Hello and welcome back. I hope your week has been a little less chaotic than mine. I was roped into helping move a kids’ basketball ring the other day: a task that sounds simple until you realise how heavy the base is when it’s full of water. While we were wrestling with the height adjustment, a friend who isn’t the most technological human in the world simply pulled out her phone and asked Siri for the standard Australian under-10s height.
The answer popped up instantly in a neat box at the top of the search results. It was a perfect, convenient little summary powered by Gemini. It struck me then that for all the talk about AI replacing search, we are actually already living in it. We didn’t need to click a single link or read a whole article: we just needed the answer.
We recently hit double digits with episode ten of Raising the Bar, and we spent the hour wading through the ever-changing landscape of AI and Google. It is a topic that can feel a bit overwhelming, but the reality is more of a magic trick than a total destruction of the web as we know it.
Google’s greatest magic trick
For a year now, we have been tracking data across more than 80 of our managed service clients. The question everyone asks is: is Google dead? The answer, quite clearly, is no. Google is still absolutely winning the race.
“Google’s greatest trick: it’s like the greatest magician’s trick ever. So, what’s the hardest thing to change? It’s human behaviour.” – Mel Strutt
We are still going to the Google search bar because habits die hard. The difference now is what happens once we get there. Since late last year, Australian users have been seeing the AI Overview and “AI Mode”. Instead of those classic blue links, we get a beautiful summary. About 20% of that data is pulled exclusively from Google’s own ecosystem: YouTube, Maps, and Google products. It is a massive shift that reduces human choice by presenting a single “correct” answer instead of a list of options.
The rise of the zero-click search
The fundamental issue for business owners is that AI is essentially eating your website traffic. In the old days of SEO, a physiotherapist might write an article on “how to stretch for muscle pain”. People would click the link, stay on the site, and the “quality score” would improve, even if that person never booked an appointment.
Now, the AI Overview just gives the user the exercise instructions directly. You might get a tiny icon as a citation, but almost no one clicks through. Your brand resonance is lost, and your web hits drop. This is why your B2B marketing strategy can no longer rely on broad “how-to” keywords alone.
The attribution nightmare
AI is also making it much harder to figure out where your leads are actually coming from. We call this the “messy middle”.
Take the example of a friend who wanted a “longevity plan”. She went to Claude (a phenomenal AI tool) and got a full breakdown of what she needed. She asked Claude for three brand recommendations for a specific magnesium supplement. Once she had those names, she went to Google, typed the brand name in, and bought it.
On a standard report, that looks like a successful Google lead. In reality, the entire decision was made inside Claude. Because tools like Claude and Perplexity prioritise privacy and don’t sell user data to marketers, we can’t see those mentions or citations in our traditional tracking tools. It is an attribution black hole.
How to win in the AI era
So, what is the play for a Perth business owner?
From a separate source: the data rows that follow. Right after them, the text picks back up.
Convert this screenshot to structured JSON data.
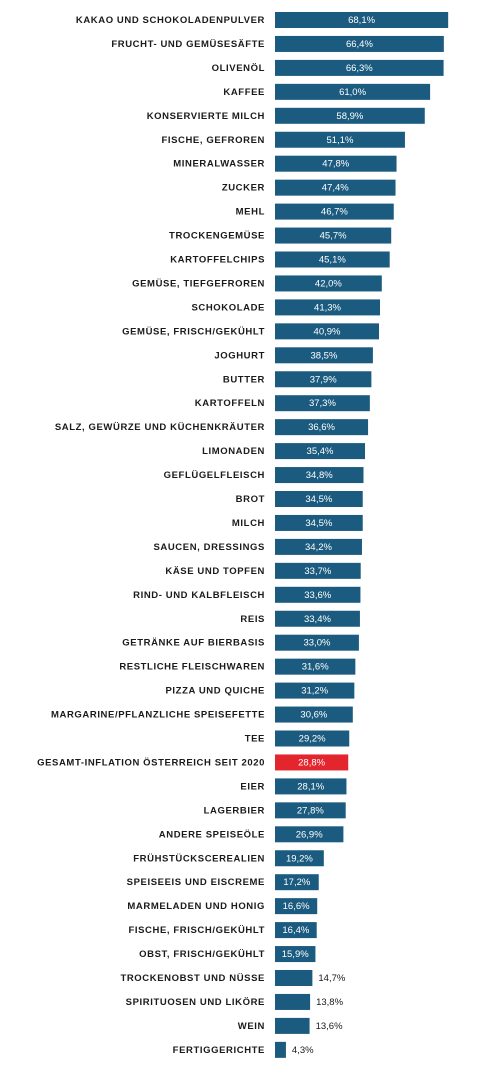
{
  "chart_data": {
    "type": "bar",
    "orientation": "horizontal",
    "categories": [
      "KAKAO UND SCHOKOLADENPULVER",
      "FRUCHT- UND GEMÜSESÄFTE",
      "OLIVENÖL",
      "KAFFEE",
      "KONSERVIERTE MILCH",
      "FISCHE, GEFROREN",
      "MINERALWASSER",
      "ZUCKER",
      "MEHL",
      "TROCKENGEMÜSE",
      "KARTOFFELCHIPS",
      "GEMÜSE, TIEFGEFROREN",
      "SCHOKOLADE",
      "GEMÜSE, FRISCH/GEKÜHLT",
      "JOGHURT",
      "BUTTER",
      "KARTOFFELN",
      "SALZ, GEWÜRZE UND KÜCHENKRÄUTER",
      "LIMONADEN",
      "GEFLÜGELFLEISCH",
      "BROT",
      "MILCH",
      "SAUCEN, DRESSINGS",
      "KÄSE UND TOPFEN",
      "RIND- UND KALBFLEISCH",
      "REIS",
      "GETRÄNKE AUF BIERBASIS",
      "RESTLICHE FLEISCHWAREN",
      "PIZZA UND QUICHE",
      "MARGARINE/PFLANZLICHE SPEISEFETTE",
      "TEE",
      "GESAMT-INFLATION ÖSTERREICH SEIT 2020",
      "EIER",
      "LAGERBIER",
      "ANDERE SPEISEÖLE",
      "FRÜHSTÜCKSCEREALIEN",
      "SPEISEEIS UND EISCREME",
      "MARMELADEN UND HONIG",
      "FISCHE, FRISCH/GEKÜHLT",
      "OBST, FRISCH/GEKÜHLT",
      "TROCKENOBST UND NÜSSE",
      "SPIRITUOSEN UND LIKÖRE",
      "WEIN",
      "FERTIGGERICHTE"
    ],
    "values": [
      68.1,
      66.4,
      66.3,
      61.0,
      58.9,
      51.1,
      47.8,
      47.4,
      46.7,
      45.7,
      45.1,
      42.0,
      41.3,
      40.9,
      38.5,
      37.9,
      37.3,
      36.6,
      35.4,
      34.8,
      34.5,
      34.5,
      34.2,
      33.7,
      33.6,
      33.4,
      33.0,
      31.6,
      31.2,
      30.6,
      29.2,
      28.8,
      28.1,
      27.8,
      26.9,
      19.2,
      17.2,
      16.6,
      16.4,
      15.9,
      14.7,
      13.8,
      13.6,
      4.3
    ],
    "value_labels": [
      "68,1%",
      "66,4%",
      "66,3%",
      "61,0%",
      "58,9%",
      "51,1%",
      "47,8%",
      "47,4%",
      "46,7%",
      "45,7%",
      "45,1%",
      "42,0%",
      "41,3%",
      "40,9%",
      "38,5%",
      "37,9%",
      "37,3%",
      "36,6%",
      "35,4%",
      "34,8%",
      "34,5%",
      "34,5%",
      "34,2%",
      "33,7%",
      "33,6%",
      "33,4%",
      "33,0%",
      "31,6%",
      "31,2%",
      "30,6%",
      "29,2%",
      "28,8%",
      "28,1%",
      "27,8%",
      "26,9%",
      "19,2%",
      "17,2%",
      "16,6%",
      "16,4%",
      "15,9%",
      "14,7%",
      "13,8%",
      "13,6%",
      "4,3%"
    ],
    "colors": [
      "#1b5b7f",
      "#1b5b7f",
      "#1b5b7f",
      "#1b5b7f",
      "#1b5b7f",
      "#1b5b7f",
      "#1b5b7f",
      "#1b5b7f",
      "#1b5b7f",
      "#1b5b7f",
      "#1b5b7f",
      "#1b5b7f",
      "#1b5b7f",
      "#1b5b7f",
      "#1b5b7f",
      "#1b5b7f",
      "#1b5b7f",
      "#1b5b7f",
      "#1b5b7f",
      "#1b5b7f",
      "#1b5b7f",
      "#1b5b7f",
      "#1b5b7f",
      "#1b5b7f",
      "#1b5b7f",
      "#1b5b7f",
      "#1b5b7f",
      "#1b5b7f",
      "#1b5b7f",
      "#1b5b7f",
      "#1b5b7f",
      "#e3262d",
      "#1b5b7f",
      "#1b5b7f",
      "#1b5b7f",
      "#1b5b7f",
      "#1b5b7f",
      "#1b5b7f",
      "#1b5b7f",
      "#1b5b7f",
      "#1b5b7f",
      "#1b5b7f",
      "#1b5b7f",
      "#1b5b7f"
    ],
    "xlim": [
      0,
      70
    ]
  }
}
You need to stop chasing broad terms and start focusing on your niche. AI models like Claude cannot be easily manipulated: they look for genuine data, independent review pages, and what the outside world says about you.
We are telling clients to listen to what people ask on the phone or in their enquiry forms. If they are asking about price or contraindications, those are the exact questions they will ask an AI tool. Write long-form articles that answer those specific, high-intent questions.
We are also rolling out a technical change for our clients. It is a simple way to tell AI “this is who we serve and this is who we don’t” to help feed the machine better data.
“Google and traditional search is not dying, but AI is replacing the journey to get to Google.” – Mel Strutt
The big takeaway is that your brand name matters more than ever. AI will handle the research, but humans will still turn to Google to find your specific business name once they’ve made their choice. Make sure you are the one the AI recommends when those long-intent questions are asked.
It is time to refine your marketing strategy to account for a world where the “middle” of the funnel is increasingly invisible.